Scalable architecture for trapped-ion quantum computing using RF traps and dynamic optical potentials

TL;DR

This paper introduces a scalable ion-trap quantum computing architecture using dynamic optical potentials to segment large ion crystals into manageable, nearly independent quantum registers, enabling high-fidelity, parallel operations and reconfigurability.

Contribution

The proposed architecture overcomes scaling issues in ion-trap quantum computing by dynamically segmenting ion crystals, facilitating parallel gates and connectivity in large-scale systems.

Findings

Enables parallel entangling gates on segmented ion registers

Provides a protocol to mitigate crosstalk errors

Supports both fault-tolerant and analog quantum computing

Abstract

Qubits based on ions trapped in linear radio-frequency traps form a successful platform for quantum computing, due to their high fidelity of operations, all-to-all connectivity and degree of local control. In principle there is no fundamental limit to the number of ion-based qubits that can be confined in a single 1D register. However, in practice there are two main issues associated with long trapped-ion crystals, that stem from the 'softening' of their modes of motion, upon scaling up: high heating rates of the ions' motion, and a dense motional spectrum; both impede the performance of high-fidelity qubit operations. Here we propose a holistic, scalable architecture for quantum computing with large ion-crystals that overcomes these issues. Our method relies on dynamically-operated optical potentials, that instantaneously segment the ion-crystal into cells of a manageable size.
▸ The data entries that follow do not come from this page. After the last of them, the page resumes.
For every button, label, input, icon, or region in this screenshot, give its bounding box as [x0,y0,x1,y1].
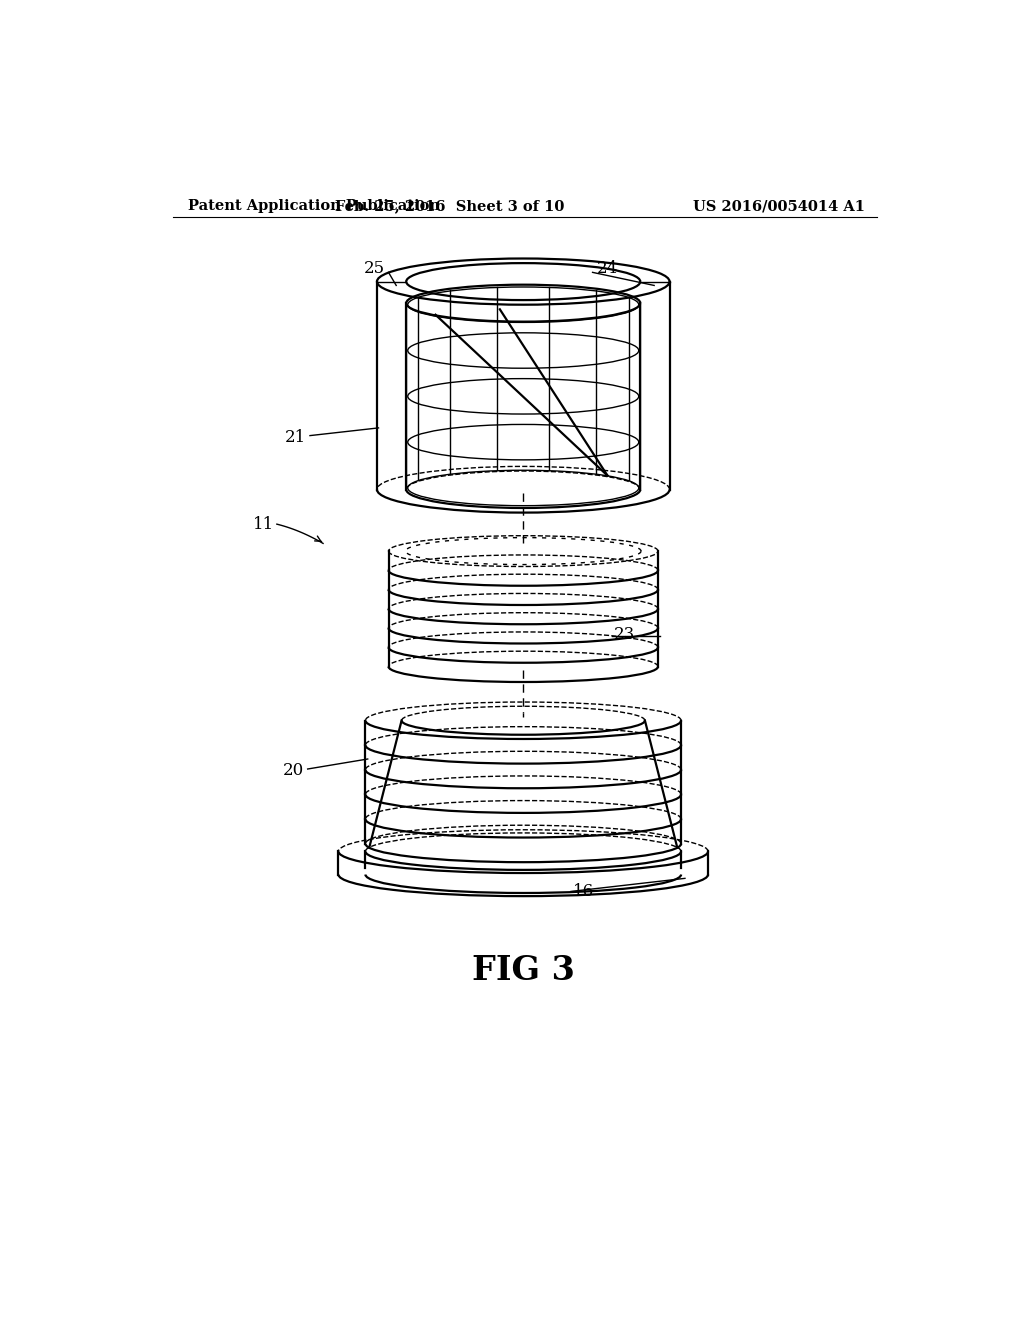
Text: 20: 20 [283,762,304,779]
Text: 23: 23 [614,626,635,643]
Text: FIG 3: FIG 3 [472,954,574,987]
Text: 16: 16 [573,883,595,900]
Text: US 2016/0054014 A1: US 2016/0054014 A1 [692,199,864,213]
Text: 11: 11 [253,516,274,533]
Text: 24: 24 [596,260,617,277]
Text: 21: 21 [285,429,306,446]
Text: Patent Application Publication: Patent Application Publication [188,199,440,213]
Text: Feb. 25, 2016  Sheet 3 of 10: Feb. 25, 2016 Sheet 3 of 10 [336,199,565,213]
Text: 25: 25 [364,260,385,277]
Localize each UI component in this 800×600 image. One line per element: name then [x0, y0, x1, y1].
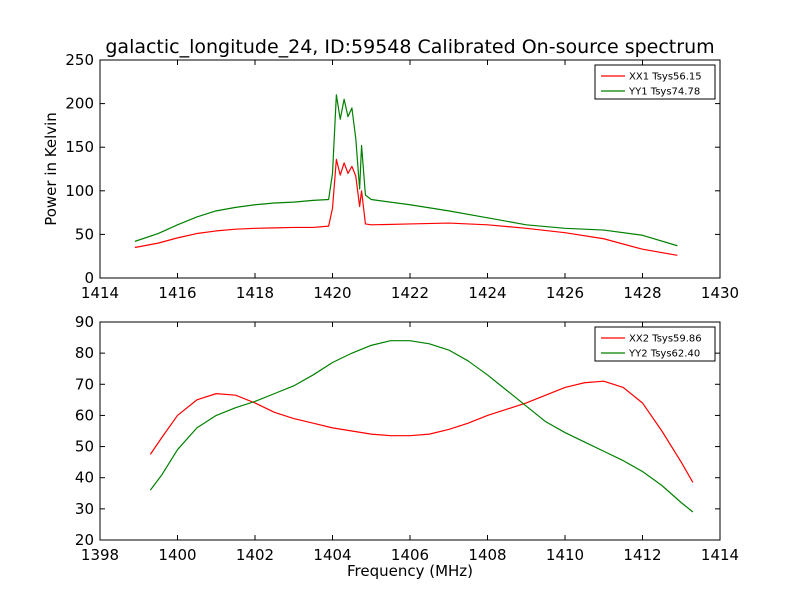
- x-tick-label: 1410: [546, 546, 584, 564]
- x-tick-label: 1414: [81, 284, 119, 302]
- x-tick-label: 1414: [701, 546, 739, 564]
- x-tick-label: 1404: [313, 546, 351, 564]
- figure-title: galactic_longitude_24, ID:59548 Calibrat…: [105, 36, 714, 58]
- x-tick-label: 1422: [391, 284, 429, 302]
- y-tick-label: 200: [65, 95, 94, 113]
- y-tick-label: 100: [65, 182, 94, 200]
- x-tick-label: 1428: [623, 284, 661, 302]
- y-tick-label: 50: [75, 225, 94, 243]
- x-tick-label: 1400: [158, 546, 196, 564]
- legend-box: [594, 64, 716, 100]
- x-tick-label: 1426: [546, 284, 584, 302]
- y-axis-label: Power in Kelvin: [42, 112, 60, 226]
- y-tick-label: 80: [75, 344, 94, 362]
- series-line-yy: [134, 94, 678, 247]
- legend-label: XX1 Tsys56.15: [629, 72, 702, 83]
- x-tick-label: 1406: [391, 546, 429, 564]
- top-spectrum-panel: 1414 1416 1418 1420 1422 1424 1426 1428 1430 0 50 1…: [42, 51, 739, 302]
- x-tick-label: 1430: [701, 284, 739, 302]
- x-tick-label: 1412: [623, 546, 661, 564]
- x-tick-label: 1408: [468, 546, 506, 564]
- legend-label: YY2 Tsys62.40: [628, 349, 700, 360]
- series-line-xx: [149, 380, 694, 483]
- y-tick-label: 150: [65, 138, 94, 156]
- y-tick-label: 70: [75, 375, 94, 393]
- bottom-spectrum-panel: 1398 1400 1402 1404 1406 1408 1410 1412 1414 20 30…: [75, 313, 739, 580]
- x-tick-label: 1418: [236, 284, 274, 302]
- y-tick-label: 60: [75, 406, 94, 424]
- x-tick-label: 1398: [81, 546, 119, 564]
- series-line-xx: [134, 158, 678, 256]
- x-axis-label: Frequency (MHz): [347, 562, 473, 580]
- y-tick-label: 250: [65, 51, 94, 69]
- y-tick-label: 40: [75, 469, 94, 487]
- y-tick-label: 0: [84, 269, 94, 287]
- legend-label: YY1 Tsys74.78: [628, 87, 700, 98]
- y-tick-label: 20: [75, 531, 94, 549]
- legend-box: [594, 326, 716, 362]
- x-tick-label: 1420: [313, 284, 351, 302]
- x-tick-label: 1402: [236, 546, 274, 564]
- y-tick-label: 50: [75, 438, 94, 456]
- x-tick-label: 1424: [468, 284, 506, 302]
- y-tick-label: 90: [75, 313, 94, 331]
- series-line-yy: [149, 340, 694, 513]
- legend-label: XX2 Tsys59.86: [629, 334, 702, 345]
- x-tick-label: 1416: [158, 284, 196, 302]
- y-tick-label: 30: [75, 500, 94, 518]
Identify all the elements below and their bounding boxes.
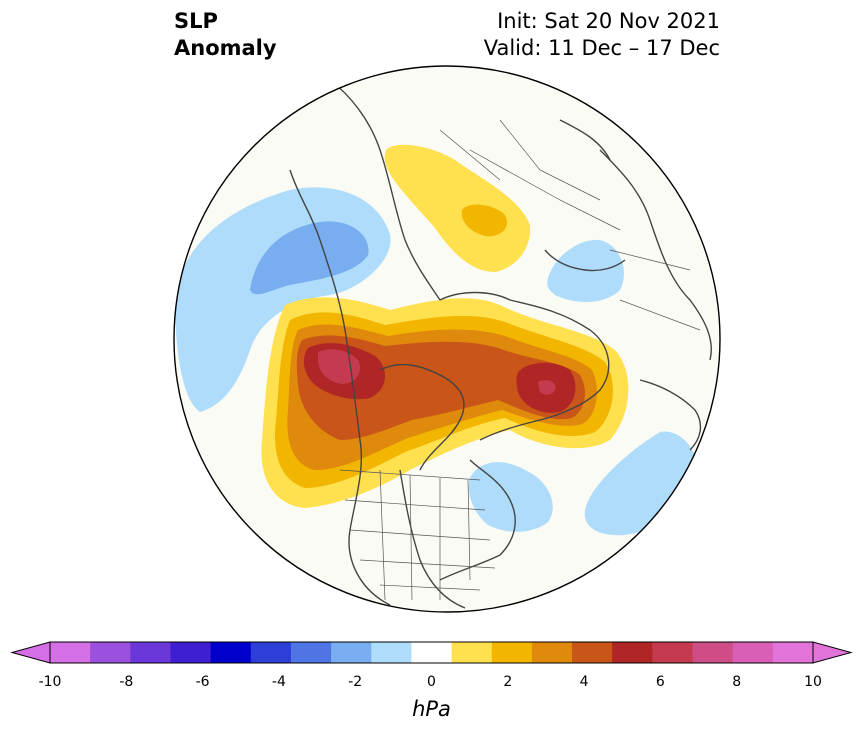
colorbar-tick-label: -2 [348,674,363,690]
colorbar-bin [170,642,212,663]
colorbar-bin [772,642,814,663]
colorbar-bin [612,642,653,663]
colorbar-bin [210,642,252,663]
colorbar-bin [50,642,91,663]
colorbar-bin [652,642,694,663]
colorbar-bin [531,642,573,663]
hudson-low [468,462,553,532]
colorbar-border [49,641,814,664]
map-boundary [173,65,721,613]
siberia-low [547,239,624,302]
colorbar-bin [732,642,774,663]
scandinavia-high [384,144,531,272]
title-block-right: Init: Sat 20 Nov 2021 Valid: 11 Dec – 17… [484,8,720,62]
colorbar-bin [692,642,734,663]
colorbar-bin [290,642,332,663]
colorbar-bin [90,642,131,663]
colorbar-bin [451,642,493,663]
colorbar-bin [572,642,613,663]
borders [339,119,701,601]
colorbar-label: hPa [412,697,451,721]
colorbar-tick-label: 0 [427,674,436,690]
colorbar-extend-right [812,641,853,664]
colorbar-bin [491,642,533,663]
colorbar-extend-left [10,641,51,664]
colorbar [10,641,853,664]
colorbar-tick-label: -8 [119,674,134,690]
colorbar-bin [250,642,292,663]
colorbar-tick-label: -6 [195,674,210,690]
north-pacific-low-inner [250,221,369,295]
colorbar-tick-label: 4 [579,674,589,690]
colorbar-bin [331,642,372,663]
valid-range: Valid: 11 Dec – 17 Dec [483,36,720,60]
colorbar-tick-label: -4 [271,674,286,690]
colorbar-tick-label: 8 [732,674,742,690]
colorbar-tick-label: -10 [38,674,62,690]
colorbar-bin [130,642,171,663]
colorbar-bin [411,642,453,663]
title-block-left: SLP Anomaly [174,8,277,62]
colorbar-bin [371,642,412,663]
title-line-1: SLP [174,9,218,33]
init-date: Init: Sat 20 Nov 2021 [497,9,720,33]
coastlines [289,79,712,609]
colorbar-tick-label: 2 [503,674,513,690]
colorbar-tick-label: 10 [804,674,822,690]
colorbar-tick-label: 6 [655,674,665,690]
title-line-2: Anomaly [174,36,277,60]
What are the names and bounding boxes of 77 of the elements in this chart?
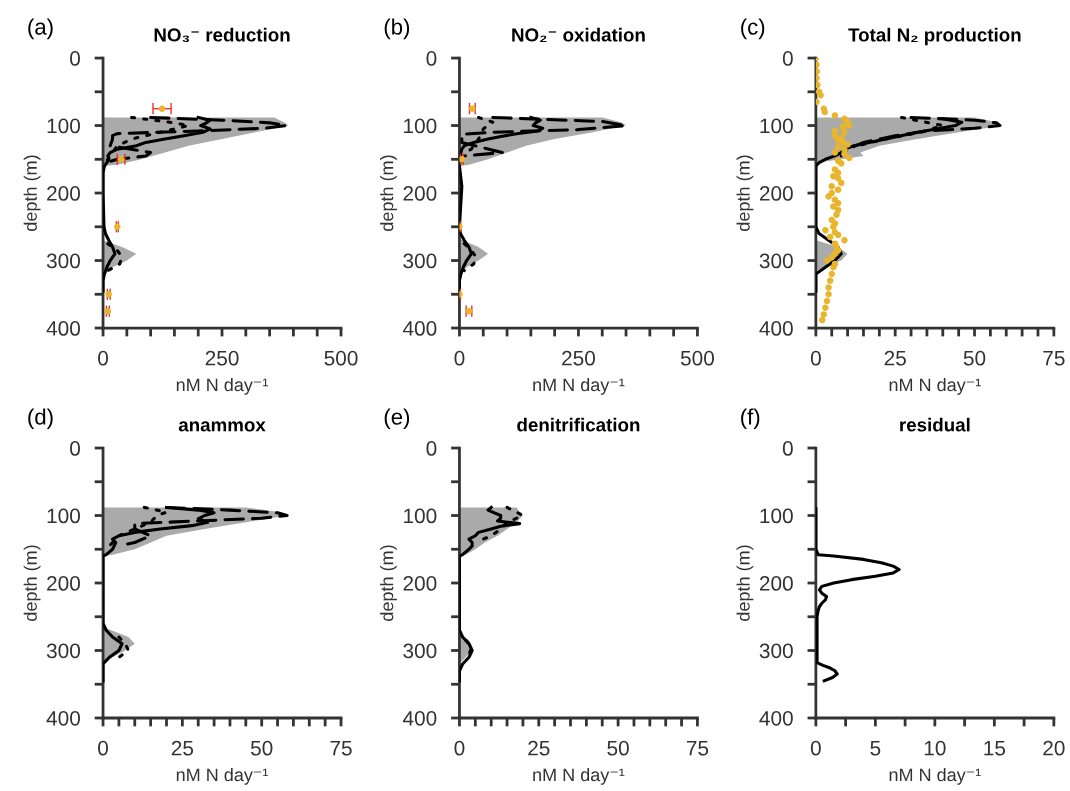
chart-title: residual [900,417,970,432]
y-tick-label: 400 [402,321,437,336]
x-tick-label: 0 [454,350,465,366]
chart-title: NO₂⁻ oxidation [512,27,645,42]
y-tick-label: 0 [70,441,80,456]
y-tick-label: 400 [759,321,793,336]
y-axis-title: depth (m) [380,155,397,231]
x-tick-label: 20 [1043,740,1065,756]
y-tick-label: 100 [760,118,793,134]
y-tick-label: 100 [47,118,81,134]
y-tick-label: 0 [426,51,437,66]
x-tick-label: 15 [984,740,1006,756]
x-tick-label: 25 [528,740,550,756]
text: (d) [28,408,53,430]
x-tick-label: 250 [205,350,239,366]
x-tick-label: 10 [924,740,946,756]
text: (c) [741,18,765,40]
y-axis-title: depth (m) [380,545,397,621]
y-tick-label: 300 [759,643,793,659]
y-tick-label: 0 [782,51,793,66]
x-tick-label: 0 [98,740,109,756]
y-tick-label: 100 [760,508,793,524]
y-tick-label: 200 [47,186,81,201]
x-tick-label: 50 [963,350,986,366]
x-tick-label: 75 [1043,351,1065,366]
text: (a) [28,18,53,40]
y-tick-label: 300 [46,253,81,269]
chart-title: anammox [178,421,266,432]
x-tick-label: 25 [884,350,906,366]
y-tick-label: 400 [759,710,793,726]
chart-title: NO₃⁻ reduction [154,27,290,43]
y-tick-label: 0 [426,441,437,456]
text: (b) [384,18,410,40]
x-tick-label: 75 [686,740,709,756]
y-tick-label: 100 [47,508,81,524]
x-axis-title: nM N day⁻¹ [889,378,981,395]
x-axis-title: nM N day⁻¹ [176,767,269,785]
y-tick-label: 300 [403,643,437,659]
y-tick-label: 300 [403,253,437,269]
text: (e) [384,408,410,430]
y-tick-label: 200 [403,186,437,201]
x-tick-label: 0 [810,740,821,756]
text: (f) [741,408,760,430]
x-axis-title: nM N day⁻¹ [533,378,625,395]
y-tick-label: 400 [402,710,437,726]
y-tick-label: 200 [47,576,81,591]
x-tick-label: 50 [250,740,273,756]
x-tick-label: 0 [98,350,109,366]
y-axis-title: depth (m) [23,545,41,621]
y-tick-label: 100 [404,508,437,524]
y-tick-label: 300 [46,643,81,659]
x-tick-label: 50 [607,740,629,756]
chart-title: Total N₂ production [848,27,1021,46]
y-axis-title: depth (m) [736,155,754,231]
y-tick-label: 300 [759,253,793,269]
y-tick-label: 200 [759,576,793,591]
x-axis-title: nM N day⁻¹ [176,378,269,395]
x-tick-label: 250 [562,350,596,366]
y-tick-label: 200 [759,186,793,201]
y-axis-title: depth (m) [23,155,41,231]
x-axis-title: nM N day⁻¹ [889,767,981,785]
y-tick-label: 0 [70,51,80,66]
y-tick-label: 400 [46,710,81,726]
y-tick-label: 0 [782,441,793,456]
x-tick-label: 0 [810,350,821,366]
x-axis-title: nM N day⁻¹ [533,767,625,785]
y-axis-title: depth (m) [736,545,754,621]
x-tick-label: 0 [454,740,465,756]
x-tick-label: 75 [330,740,352,756]
x-tick-label: 500 [680,350,714,366]
x-tick-label: 5 [870,740,881,756]
y-tick-label: 400 [46,321,81,336]
x-tick-label: 500 [324,350,358,366]
y-tick-label: 100 [404,118,437,134]
y-tick-label: 200 [403,576,437,591]
x-tick-label: 25 [171,740,194,756]
chart-title: denitrification [517,417,640,432]
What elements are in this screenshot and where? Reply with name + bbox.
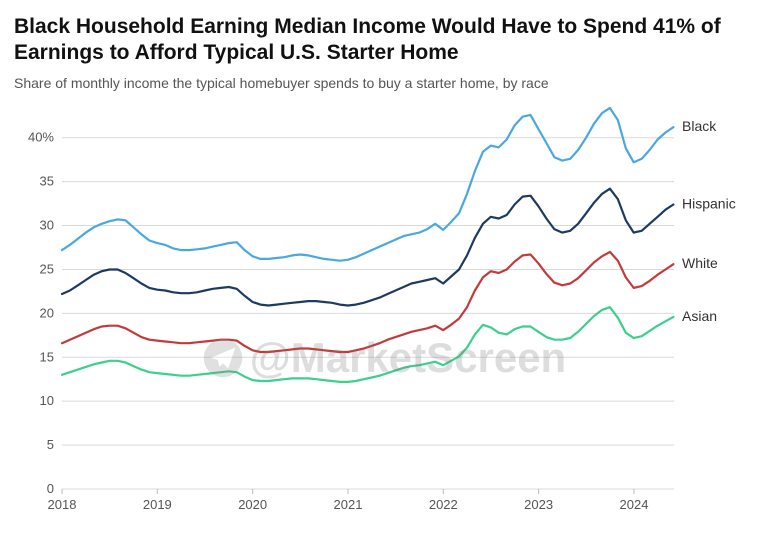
line-chart: 0 5 10 15 20 25 30 35 40% 2018 2019 2020 2021 2022 202…	[14, 95, 754, 523]
y-tick-label: 10	[40, 393, 54, 408]
x-tick-label: 2023	[524, 497, 553, 512]
y-tick-label: 5	[47, 437, 54, 452]
chart-title: Black Household Earning Median Income Wo…	[14, 14, 756, 67]
y-tick-label: 40%	[28, 129, 54, 144]
y-tick-label: 15	[40, 349, 54, 364]
x-tick-label: 2021	[334, 497, 363, 512]
chart-svg: 0 5 10 15 20 25 30 35 40% 2018 2019 2020 2021 2022 202…	[14, 95, 754, 523]
series-label-white: White	[682, 255, 718, 271]
series-line-black	[62, 107, 673, 260]
y-tick-label: 30	[40, 217, 54, 232]
series-label-hispanic: Hispanic	[682, 195, 736, 211]
series-line-asian	[62, 307, 673, 382]
series-label-black: Black	[682, 118, 717, 134]
series-label-asian: Asian	[682, 307, 717, 323]
x-tick-label: 2024	[620, 497, 649, 512]
chart-subtitle: Share of monthly income the typical home…	[14, 75, 756, 91]
y-tick-label: 0	[47, 481, 54, 496]
y-tick-label: 20	[40, 305, 54, 320]
y-tick-label: 35	[40, 173, 54, 188]
x-tick-label: 2018	[48, 497, 77, 512]
series-line-hispanic	[62, 188, 673, 305]
x-tick-label: 2019	[143, 497, 172, 512]
x-tick-label: 2022	[429, 497, 458, 512]
x-tick-label: 2020	[238, 497, 267, 512]
y-tick-label: 25	[40, 261, 54, 276]
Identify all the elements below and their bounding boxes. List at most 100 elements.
We show that these cells behave as nearly independent quantum registers, allowing for parallel entangling gates on all cells. The ability to reconfigure the optical potentials guarantees connectivity across the full ion-crystal, and also enables efficient mid-circuit measurements. We study the implementation of large-scale parallel multi-qubit entangling gates that operate simultaneously on all cells, and present a protocol to compensate for crosstalk errors, enabling full-scale usage of an extensively large register. We illustrate that this architecture is advantageous both for fault-tolerant digital quantum computation and for analog quantum simulations.